The student body is small — around 250 — but around 85 percent are of Palestinian origin, and the remainder includes Syrians and Libyans and even some Chileans with no Arab heritage. The school offers classes from preschool through high school, but what sets the Arab School apart is its language and culture program.

In addition to Arabic language instruction, all students are required to take a class in Arabic culture that is equal parts history, philosophy, geography, art, and religion from Palestine to Egypt, Libya and Syria.

“Our students and our community are different within Chile because they maintain a very strong link to Palestine,” Alamo explains. “For example, most students take a trip through the Middle East after they graduate. They’ve studied the history, they know where they come from, and the trip completes their education.”

The experience is sure to make an impression on these teens, as they witness the conditions under which they themselves might have lived.

“I think we all have this moment where it clicks and we tell ourselves ‘my origins are Palestinian; I’m Chilean. What can I do to help free my people — when it comes down to it, probably my cousins?’ ”
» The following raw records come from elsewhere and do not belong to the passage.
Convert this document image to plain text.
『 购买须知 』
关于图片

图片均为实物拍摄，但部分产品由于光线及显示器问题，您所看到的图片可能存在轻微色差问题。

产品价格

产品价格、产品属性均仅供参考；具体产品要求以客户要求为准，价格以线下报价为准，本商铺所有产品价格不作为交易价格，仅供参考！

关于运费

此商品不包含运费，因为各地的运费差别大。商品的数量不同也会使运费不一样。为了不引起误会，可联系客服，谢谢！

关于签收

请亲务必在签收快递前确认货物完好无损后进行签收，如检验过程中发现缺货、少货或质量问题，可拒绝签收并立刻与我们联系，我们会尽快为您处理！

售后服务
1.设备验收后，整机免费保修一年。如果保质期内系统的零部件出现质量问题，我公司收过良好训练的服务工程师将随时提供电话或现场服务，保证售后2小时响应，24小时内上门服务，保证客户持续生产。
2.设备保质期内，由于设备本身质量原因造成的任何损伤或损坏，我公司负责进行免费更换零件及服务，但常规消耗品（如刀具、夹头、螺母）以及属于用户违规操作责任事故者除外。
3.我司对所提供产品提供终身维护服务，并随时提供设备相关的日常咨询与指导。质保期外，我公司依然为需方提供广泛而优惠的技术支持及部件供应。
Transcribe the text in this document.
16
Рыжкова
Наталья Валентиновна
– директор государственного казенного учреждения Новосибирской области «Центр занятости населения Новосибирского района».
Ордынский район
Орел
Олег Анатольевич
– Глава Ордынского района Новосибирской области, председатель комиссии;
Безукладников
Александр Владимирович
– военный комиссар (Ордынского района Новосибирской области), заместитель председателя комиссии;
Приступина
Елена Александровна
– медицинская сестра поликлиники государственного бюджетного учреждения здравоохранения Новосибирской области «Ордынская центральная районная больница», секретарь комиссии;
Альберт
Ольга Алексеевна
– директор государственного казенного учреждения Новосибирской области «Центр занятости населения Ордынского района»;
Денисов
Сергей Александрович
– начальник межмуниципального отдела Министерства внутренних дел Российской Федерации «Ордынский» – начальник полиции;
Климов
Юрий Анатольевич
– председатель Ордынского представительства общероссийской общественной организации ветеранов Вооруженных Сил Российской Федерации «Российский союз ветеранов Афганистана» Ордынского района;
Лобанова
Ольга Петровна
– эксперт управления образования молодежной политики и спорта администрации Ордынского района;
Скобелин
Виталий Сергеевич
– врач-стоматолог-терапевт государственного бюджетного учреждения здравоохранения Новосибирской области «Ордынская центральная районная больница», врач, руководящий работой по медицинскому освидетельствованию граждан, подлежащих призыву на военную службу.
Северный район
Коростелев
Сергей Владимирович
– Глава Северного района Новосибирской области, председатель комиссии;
At home, in Chile, transitions are sometimes painful. Many of the school’s first enrollees were the sons and daughters of blue-collar workers who achieved white-collar status. In Chile’s dynamic economy international business is discussed in English. When parents began pushing for English language instruction, however, there was backlash from traditionalists who argued for the founding principles of the school, namely the preservation of Palestinian traditions.

“It was not an easy process,” Alamo says. “But the fact of the matter is the Chilean community of Arab and Palestinian origin, in particular, was demanding this service. It is a process of adapting as the community and its interests change over time.”